Confirm that the cluster and nodes are running correctly:

kubectl get nodes

Scenario C: Updating Proxy Settings After Gateway Registration

If you didn’t configure the proxy during OpsRamp Gateway setup, or if proxy settings change later, you can update them using Helm. These settings apply to the containers required for the NextGen Gateway.

Step 1: Check the Installed Gateway Helm Chart Version

helm list -n <namespace>

Locate your release (e.g., nextgen-gw) and note the CHART version.

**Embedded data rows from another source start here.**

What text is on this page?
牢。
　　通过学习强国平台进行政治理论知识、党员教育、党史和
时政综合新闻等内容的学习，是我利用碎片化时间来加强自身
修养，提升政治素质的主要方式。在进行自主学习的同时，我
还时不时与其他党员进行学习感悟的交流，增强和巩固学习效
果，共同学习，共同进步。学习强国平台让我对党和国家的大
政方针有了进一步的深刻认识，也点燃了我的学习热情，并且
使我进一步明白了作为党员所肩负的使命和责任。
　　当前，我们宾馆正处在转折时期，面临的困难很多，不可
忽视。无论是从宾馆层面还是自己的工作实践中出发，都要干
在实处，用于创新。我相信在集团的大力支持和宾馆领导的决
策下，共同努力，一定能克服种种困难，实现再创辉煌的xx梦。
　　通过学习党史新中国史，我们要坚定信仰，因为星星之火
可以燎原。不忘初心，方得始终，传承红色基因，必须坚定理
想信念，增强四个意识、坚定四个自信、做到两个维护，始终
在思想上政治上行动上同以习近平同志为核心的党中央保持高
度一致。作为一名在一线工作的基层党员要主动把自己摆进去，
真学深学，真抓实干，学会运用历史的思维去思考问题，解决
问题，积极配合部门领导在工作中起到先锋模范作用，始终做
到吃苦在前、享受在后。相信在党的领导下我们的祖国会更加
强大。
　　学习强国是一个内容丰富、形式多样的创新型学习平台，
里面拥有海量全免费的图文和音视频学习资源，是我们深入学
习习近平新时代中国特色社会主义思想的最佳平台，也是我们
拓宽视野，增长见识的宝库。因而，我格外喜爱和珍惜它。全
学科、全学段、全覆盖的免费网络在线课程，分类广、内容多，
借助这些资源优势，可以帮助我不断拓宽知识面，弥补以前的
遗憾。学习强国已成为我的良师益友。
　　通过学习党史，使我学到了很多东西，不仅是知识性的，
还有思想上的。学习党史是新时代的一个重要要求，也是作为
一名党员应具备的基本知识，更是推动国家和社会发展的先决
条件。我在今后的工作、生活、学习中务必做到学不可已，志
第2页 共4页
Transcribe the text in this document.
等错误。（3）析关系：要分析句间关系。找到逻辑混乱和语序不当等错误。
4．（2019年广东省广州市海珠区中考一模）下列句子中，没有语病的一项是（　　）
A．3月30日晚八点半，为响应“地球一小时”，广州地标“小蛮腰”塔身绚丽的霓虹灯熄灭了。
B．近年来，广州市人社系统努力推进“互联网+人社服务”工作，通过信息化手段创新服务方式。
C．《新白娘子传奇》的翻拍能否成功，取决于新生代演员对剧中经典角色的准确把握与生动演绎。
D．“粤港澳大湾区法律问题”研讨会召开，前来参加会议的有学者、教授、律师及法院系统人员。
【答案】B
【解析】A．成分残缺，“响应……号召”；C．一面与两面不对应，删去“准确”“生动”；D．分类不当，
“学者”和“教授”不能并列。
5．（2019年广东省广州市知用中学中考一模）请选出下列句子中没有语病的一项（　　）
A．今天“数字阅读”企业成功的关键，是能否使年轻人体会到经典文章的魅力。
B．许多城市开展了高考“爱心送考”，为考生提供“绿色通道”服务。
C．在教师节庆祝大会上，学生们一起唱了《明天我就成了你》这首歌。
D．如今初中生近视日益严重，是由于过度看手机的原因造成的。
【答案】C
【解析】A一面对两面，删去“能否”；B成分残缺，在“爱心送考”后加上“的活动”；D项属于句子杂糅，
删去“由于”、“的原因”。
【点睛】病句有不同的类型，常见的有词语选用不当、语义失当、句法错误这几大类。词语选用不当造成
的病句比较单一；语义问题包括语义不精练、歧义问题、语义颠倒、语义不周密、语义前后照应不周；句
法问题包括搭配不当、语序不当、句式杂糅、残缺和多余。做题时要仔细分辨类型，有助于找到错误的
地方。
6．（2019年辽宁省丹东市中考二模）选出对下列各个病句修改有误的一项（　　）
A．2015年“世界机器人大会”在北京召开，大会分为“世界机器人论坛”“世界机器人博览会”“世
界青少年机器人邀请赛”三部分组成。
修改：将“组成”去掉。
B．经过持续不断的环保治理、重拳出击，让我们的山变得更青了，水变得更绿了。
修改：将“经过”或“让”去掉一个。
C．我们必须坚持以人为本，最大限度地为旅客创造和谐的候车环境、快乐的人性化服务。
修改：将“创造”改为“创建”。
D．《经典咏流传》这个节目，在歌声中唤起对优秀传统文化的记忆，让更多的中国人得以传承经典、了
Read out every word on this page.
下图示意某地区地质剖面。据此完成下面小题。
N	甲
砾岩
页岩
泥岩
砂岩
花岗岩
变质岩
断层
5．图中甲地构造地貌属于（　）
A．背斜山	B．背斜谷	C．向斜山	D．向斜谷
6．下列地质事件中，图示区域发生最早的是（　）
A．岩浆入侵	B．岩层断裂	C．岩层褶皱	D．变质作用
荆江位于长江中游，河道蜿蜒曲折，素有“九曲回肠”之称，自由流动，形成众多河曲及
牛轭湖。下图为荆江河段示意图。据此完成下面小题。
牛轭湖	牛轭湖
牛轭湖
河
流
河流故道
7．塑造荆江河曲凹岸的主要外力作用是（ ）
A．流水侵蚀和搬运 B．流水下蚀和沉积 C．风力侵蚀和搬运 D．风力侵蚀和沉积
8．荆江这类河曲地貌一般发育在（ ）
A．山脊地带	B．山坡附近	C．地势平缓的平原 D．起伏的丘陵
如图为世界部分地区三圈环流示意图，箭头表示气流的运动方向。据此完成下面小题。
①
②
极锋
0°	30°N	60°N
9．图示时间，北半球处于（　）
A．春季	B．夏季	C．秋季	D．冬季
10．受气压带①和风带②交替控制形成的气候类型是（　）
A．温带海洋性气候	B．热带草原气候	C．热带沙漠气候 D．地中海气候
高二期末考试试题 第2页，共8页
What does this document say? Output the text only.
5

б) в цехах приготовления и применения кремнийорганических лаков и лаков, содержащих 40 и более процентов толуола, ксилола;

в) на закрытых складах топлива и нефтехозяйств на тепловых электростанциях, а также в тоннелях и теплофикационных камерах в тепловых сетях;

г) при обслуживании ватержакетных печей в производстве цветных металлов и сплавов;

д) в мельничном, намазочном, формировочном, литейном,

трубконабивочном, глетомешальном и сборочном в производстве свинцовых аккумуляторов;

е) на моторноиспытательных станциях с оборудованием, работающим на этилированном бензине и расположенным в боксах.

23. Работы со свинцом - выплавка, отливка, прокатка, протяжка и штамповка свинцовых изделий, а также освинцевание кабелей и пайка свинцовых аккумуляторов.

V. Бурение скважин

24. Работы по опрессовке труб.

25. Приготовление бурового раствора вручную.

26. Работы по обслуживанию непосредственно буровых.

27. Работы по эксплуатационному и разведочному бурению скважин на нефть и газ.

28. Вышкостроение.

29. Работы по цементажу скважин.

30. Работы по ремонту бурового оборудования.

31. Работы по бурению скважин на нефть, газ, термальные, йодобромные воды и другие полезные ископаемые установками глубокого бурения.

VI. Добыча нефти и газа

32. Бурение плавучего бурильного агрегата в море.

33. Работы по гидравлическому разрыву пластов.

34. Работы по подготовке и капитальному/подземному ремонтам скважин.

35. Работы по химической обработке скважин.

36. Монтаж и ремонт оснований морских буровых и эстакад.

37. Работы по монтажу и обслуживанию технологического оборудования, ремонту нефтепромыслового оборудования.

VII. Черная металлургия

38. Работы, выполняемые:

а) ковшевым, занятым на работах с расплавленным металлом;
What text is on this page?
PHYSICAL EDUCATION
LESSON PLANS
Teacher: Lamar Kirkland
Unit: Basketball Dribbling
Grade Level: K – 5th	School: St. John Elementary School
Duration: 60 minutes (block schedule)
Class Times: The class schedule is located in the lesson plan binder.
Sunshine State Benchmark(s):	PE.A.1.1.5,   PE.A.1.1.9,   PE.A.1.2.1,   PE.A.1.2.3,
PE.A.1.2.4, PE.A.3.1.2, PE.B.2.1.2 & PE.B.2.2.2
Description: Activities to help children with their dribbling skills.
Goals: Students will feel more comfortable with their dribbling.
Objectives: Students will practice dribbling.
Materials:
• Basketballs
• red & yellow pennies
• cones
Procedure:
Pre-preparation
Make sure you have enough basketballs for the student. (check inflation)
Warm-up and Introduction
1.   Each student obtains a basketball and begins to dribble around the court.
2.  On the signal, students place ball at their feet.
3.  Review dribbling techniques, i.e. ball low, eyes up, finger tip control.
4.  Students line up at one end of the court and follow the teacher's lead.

Step 2: Update the Gateway with New Proxy Details

Without Authentication:

helm upgrade nextgen-gw oci://us-docker.pkg.dev/opsramp-registry/gateway-cluster-charts/nextgen-gw \
  --version <VERSION> \
  --set proxy.ConnectionType=proxy \
  --set proxy.ProxyIp=<PROXY_IP> \
  --set proxy.ProxyPort=<PROXY_PORT> \
  -n <NAMESPACE> \
  --reuse-values

With Authentication:

helm upgrade nextgen-gw oci://us-docker.pkg.dev/opsramp-registry/gateway-cluster-charts/nextgen-gw \
  --version <VERSION> \
  --set proxy.ConnectionType=proxy \
  --set proxy.ProxyIp=<PROXY_IP> \
  --set proxy.ProxyPort=<PROXY_PORT> \
  --set proxy.ProxyUsername=<USERNAME> \
  --set proxy.ProxyPassword=<PASSWORD> \
  -n <NAMESPACE> \
  --reuse-values

Replace placeholders (<VERSION>, <NAMESPACE>, <PROXY_IP>, etc.) with actual values.

Step 3: Verify the Secret

Confirm that proxy values are stored in the Secret:

kubectl get secret vprobe-proxy-secret -n <NAMESPACE> -o jsonpath="{.data['config\.properties']}" | base64 --decode

Replace <namespace> with your gateways namespace. If you don’t have a custom namespace, use default.
Look for entries under the proxy section.

Step 4: Restart Gateway Pod

To apply the changes:

kubectl delete pod nextgen-gw-0 -n <NAMESPACE>

Kubernetes will automatically restart the pod with updated settings.

Note

If the Squid proxy is enabled, restart the Squid proxy pod by running:

kubectl delete pod <squid-proxy-pod-name> -n <namespace>

Verification Checklist

Proxy variables are defined in /etc/environment on all nodes
K3s environment file (k3s.service.env) is updated
NO_PROXY includes all internal node/service IPs
K3s service restarted successfully
Gateway pod restarted with updated proxy settings
Internet access is functional through the proxy

Additional Notes

Ensure DNS and routing configurations allow the proxy server to be reachable from all nodes.
If your proxy requires authentication, include it in the URL: http://username:password@your.proxy.server:port
Use caution with NO_PROXY entries to avoid unintended traffic redirection.